Querido alguien, no sé cómo te llamas ni dónde paseas tus tristezas, pero sé que leerás este mensaje y deseo que te sirva de ayuda.

En los días de lluvia, he visto como se mecen las gotas en los pétalos de las flores, evitando caer; sin embargo, la corriente es más fuerte y termina por desbaratarlas logrando hacer que queden derramadas en la acera. Así he sentido que es la vida. La falta de dinero, las discusiones familiares, el estrés en el trabajo, no saber si seguir estudiando, no contar con el suficiente tiempo, ser incomprendido, necesitar compañía, la presión social, son parte de esta corriente que poco a poco nos arrastra hasta dejarnos abatidos con gran sentimiento de tristeza, frustración, decaimiento, cansancio, insomnio y desinterés. Estos sentimientos cada vez van siendo más recurrentes y menos manejables, por lo que terminamos viéndonos de cara con la depresión.

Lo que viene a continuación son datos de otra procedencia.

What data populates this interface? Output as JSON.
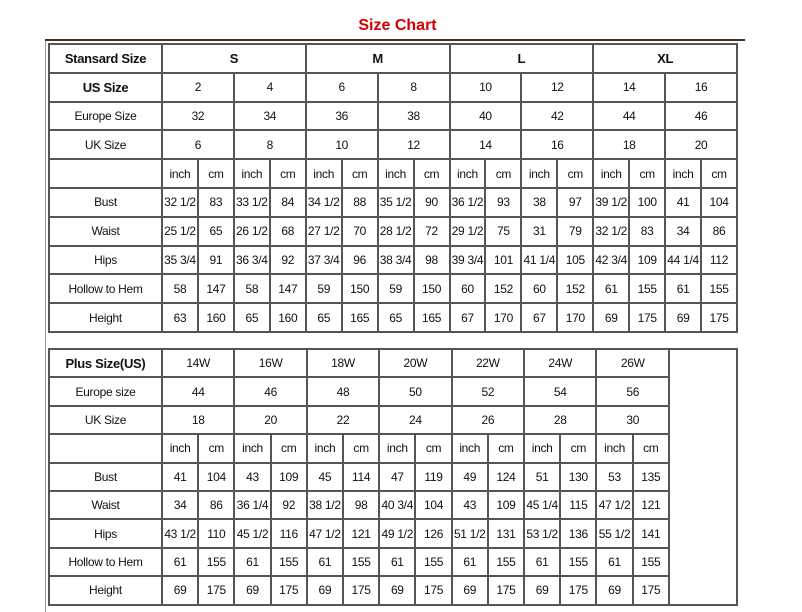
{
  "title": "Size Chart",
  "standard": {
    "header_label": "Stansard Size",
    "groups": [
      "S",
      "M",
      "L",
      "XL"
    ],
    "us_label": "US Size",
    "us": [
      "2",
      "4",
      "6",
      "8",
      "10",
      "12",
      "14",
      "16"
    ],
    "eu_label": "Europe Size",
    "eu": [
      "32",
      "34",
      "36",
      "38",
      "40",
      "42",
      "44",
      "46"
    ],
    "uk_label": "UK Size",
    "uk": [
      "6",
      "8",
      "10",
      "12",
      "14",
      "16",
      "18",
      "20"
    ],
    "unit_inch": "inch",
    "unit_cm": "cm",
    "measures": [
      {
        "label": "Bust",
        "values": [
          "32 1/2",
          "83",
          "33 1/2",
          "84",
          "34 1/2",
          "88",
          "35 1/2",
          "90",
          "36 1/2",
          "93",
          "38",
          "97",
          "39 1/2",
          "100",
          "41",
          "104"
        ]
      },
      {
        "label": "Waist",
        "values": [
          "25 1/2",
          "65",
          "26 1/2",
          "68",
          "27 1/2",
          "70",
          "28 1/2",
          "72",
          "29 1/2",
          "75",
          "31",
          "79",
          "32 1/2",
          "83",
          "34",
          "86"
        ]
      },
      {
        "label": "Hips",
        "values": [
          "35 3/4",
          "91",
          "36 3/4",
          "92",
          "37 3/4",
          "96",
          "38 3/4",
          "98",
          "39 3/4",
          "101",
          "41 1/4",
          "105",
          "42 3/4",
          "109",
          "44 1/4",
          "112"
        ]
      },
      {
        "label": "Hollow to Hem",
        "values": [
          "58",
          "147",
          "58",
          "147",
          "59",
          "150",
          "59",
          "150",
          "60",
          "152",
          "60",
          "152",
          "61",
          "155",
          "61",
          "155"
        ]
      },
      {
        "label": "Height",
        "values": [
          "63",
          "160",
          "65",
          "160",
          "65",
          "165",
          "65",
          "165",
          "67",
          "170",
          "67",
          "170",
          "69",
          "175",
          "69",
          "175"
        ]
      }
    ]
  },
  "plus": {
    "header_label": "Plus Size(US)",
    "sizes": [
      "14W",
      "16W",
      "18W",
      "20W",
      "22W",
      "24W",
      "26W"
    ],
    "eu_label": "Europe size",
    "eu": [
      "44",
      "46",
      "48",
      "50",
      "52",
      "54",
      "56"
    ],
    "uk_label": "UK Size",
    "uk": [
      "18",
      "20",
      "22",
      "24",
      "26",
      "28",
      "30"
    ],
    "unit_inch": "inch",
    "unit_cm": "cm",
    "measures": [
      {
        "label": "Bust",
        "values": [
          "41",
          "104",
          "43",
          "109",
          "45",
          "114",
          "47",
          "119",
          "49",
          "124",
          "51",
          "130",
          "53",
          "135"
        ]
      },
      {
        "label": "Waist",
        "values": [
          "34",
          "86",
          "36 1/4",
          "92",
          "38 1/2",
          "98",
          "40 3/4",
          "104",
          "43",
          "109",
          "45 1/4",
          "115",
          "47 1/2",
          "121"
        ]
      },
      {
        "label": "Hips",
        "values": [
          "43 1/2",
          "110",
          "45 1/2",
          "116",
          "47 1/2",
          "121",
          "49 1/2",
          "126",
          "51 1/2",
          "131",
          "53 1/2",
          "136",
          "55 1/2",
          "141"
        ]
      },
      {
        "label": "Hollow to Hem",
        "values": [
          "61",
          "155",
          "61",
          "155",
          "61",
          "155",
          "61",
          "155",
          "61",
          "155",
          "61",
          "155",
          "61",
          "155"
        ]
      },
      {
        "label": "Height",
        "values": [
          "69",
          "175",
          "69",
          "175",
          "69",
          "175",
          "69",
          "175",
          "69",
          "175",
          "69",
          "175",
          "69",
          "175"
        ]
      }
    ]
  }
}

Cuando una persona padece de depresión no se siente con fuerzas para hacerle frente a su vida, muestra una marcada tendencia a considerarse como deficiente, inadecuada e inútil y atribuye sus experiencias desagradables a un defecto físico, moral o mental. Tiende a rechazarse a sí misma, ya que cree que los demás la rechazarán, esa persona no vive sino que sobrevive; está hundida y desesperada, no puede ver más allá de la oscuridad que la ha sumido.

Vivimos en una sociedad en la que la depresión es considerada más como capricho, un defecto del carácter de la persona que como trastorno médico que se puede diagnosticar y que también tiene tratamiento.

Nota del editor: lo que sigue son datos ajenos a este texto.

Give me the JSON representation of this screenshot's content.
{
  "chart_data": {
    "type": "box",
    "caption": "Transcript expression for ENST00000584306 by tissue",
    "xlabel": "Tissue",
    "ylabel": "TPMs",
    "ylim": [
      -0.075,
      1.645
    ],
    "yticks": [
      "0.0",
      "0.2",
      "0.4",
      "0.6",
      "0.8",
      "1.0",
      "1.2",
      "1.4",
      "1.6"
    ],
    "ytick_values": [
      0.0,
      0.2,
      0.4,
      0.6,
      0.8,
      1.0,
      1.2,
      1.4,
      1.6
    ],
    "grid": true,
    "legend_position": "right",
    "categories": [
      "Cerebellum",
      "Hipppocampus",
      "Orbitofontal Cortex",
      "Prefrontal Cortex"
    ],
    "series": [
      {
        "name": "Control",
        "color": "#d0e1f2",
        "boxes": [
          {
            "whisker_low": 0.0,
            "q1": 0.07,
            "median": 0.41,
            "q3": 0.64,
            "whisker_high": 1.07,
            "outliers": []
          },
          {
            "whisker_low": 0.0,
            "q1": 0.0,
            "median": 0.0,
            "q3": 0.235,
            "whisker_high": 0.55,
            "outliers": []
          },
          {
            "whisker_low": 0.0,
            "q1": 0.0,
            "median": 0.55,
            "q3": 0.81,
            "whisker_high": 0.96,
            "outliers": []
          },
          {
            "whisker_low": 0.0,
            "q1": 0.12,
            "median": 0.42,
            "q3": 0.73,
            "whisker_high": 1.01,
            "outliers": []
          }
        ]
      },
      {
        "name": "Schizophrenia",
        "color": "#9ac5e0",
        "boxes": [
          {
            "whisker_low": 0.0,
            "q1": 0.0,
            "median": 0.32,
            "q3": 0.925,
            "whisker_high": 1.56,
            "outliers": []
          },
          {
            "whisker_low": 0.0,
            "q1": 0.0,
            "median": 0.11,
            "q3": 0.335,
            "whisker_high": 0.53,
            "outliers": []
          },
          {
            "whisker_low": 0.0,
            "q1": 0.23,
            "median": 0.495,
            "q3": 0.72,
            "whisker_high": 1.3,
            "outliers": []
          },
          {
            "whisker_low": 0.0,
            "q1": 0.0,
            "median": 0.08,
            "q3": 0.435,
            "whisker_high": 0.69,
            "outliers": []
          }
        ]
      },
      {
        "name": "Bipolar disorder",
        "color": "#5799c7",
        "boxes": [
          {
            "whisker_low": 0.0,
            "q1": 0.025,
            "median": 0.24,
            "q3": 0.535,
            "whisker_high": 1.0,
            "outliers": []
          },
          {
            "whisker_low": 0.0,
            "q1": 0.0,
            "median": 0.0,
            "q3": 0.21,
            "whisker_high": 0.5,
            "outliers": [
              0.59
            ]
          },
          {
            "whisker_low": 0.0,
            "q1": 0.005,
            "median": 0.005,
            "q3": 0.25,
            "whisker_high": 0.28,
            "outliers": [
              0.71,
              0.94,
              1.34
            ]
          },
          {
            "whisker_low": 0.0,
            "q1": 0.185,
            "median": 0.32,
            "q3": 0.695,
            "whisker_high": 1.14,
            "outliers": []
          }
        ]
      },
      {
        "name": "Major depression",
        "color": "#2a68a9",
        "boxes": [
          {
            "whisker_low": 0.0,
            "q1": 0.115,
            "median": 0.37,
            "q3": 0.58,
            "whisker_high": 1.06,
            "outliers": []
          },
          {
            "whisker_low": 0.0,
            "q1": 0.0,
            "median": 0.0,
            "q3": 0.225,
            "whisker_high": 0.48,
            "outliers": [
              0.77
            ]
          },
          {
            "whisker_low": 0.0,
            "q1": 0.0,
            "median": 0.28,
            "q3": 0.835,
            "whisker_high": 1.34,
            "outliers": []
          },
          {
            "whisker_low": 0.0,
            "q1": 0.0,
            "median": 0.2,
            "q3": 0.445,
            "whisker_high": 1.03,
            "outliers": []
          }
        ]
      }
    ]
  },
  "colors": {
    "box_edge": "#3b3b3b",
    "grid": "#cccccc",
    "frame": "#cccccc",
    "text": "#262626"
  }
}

En Guatemala, la depresión puede ir ligado a familias -en muchos casos- desintegradas en las que los jóvenes contribuyen a la economía familiar o bien, por la misma situación, se ven en la necesidad de tomar roles que no les corresponden, tales como el rol de padre o madre, ya sea trabajando o teniendo a su cargo el cuidado de hermanos más pequeños.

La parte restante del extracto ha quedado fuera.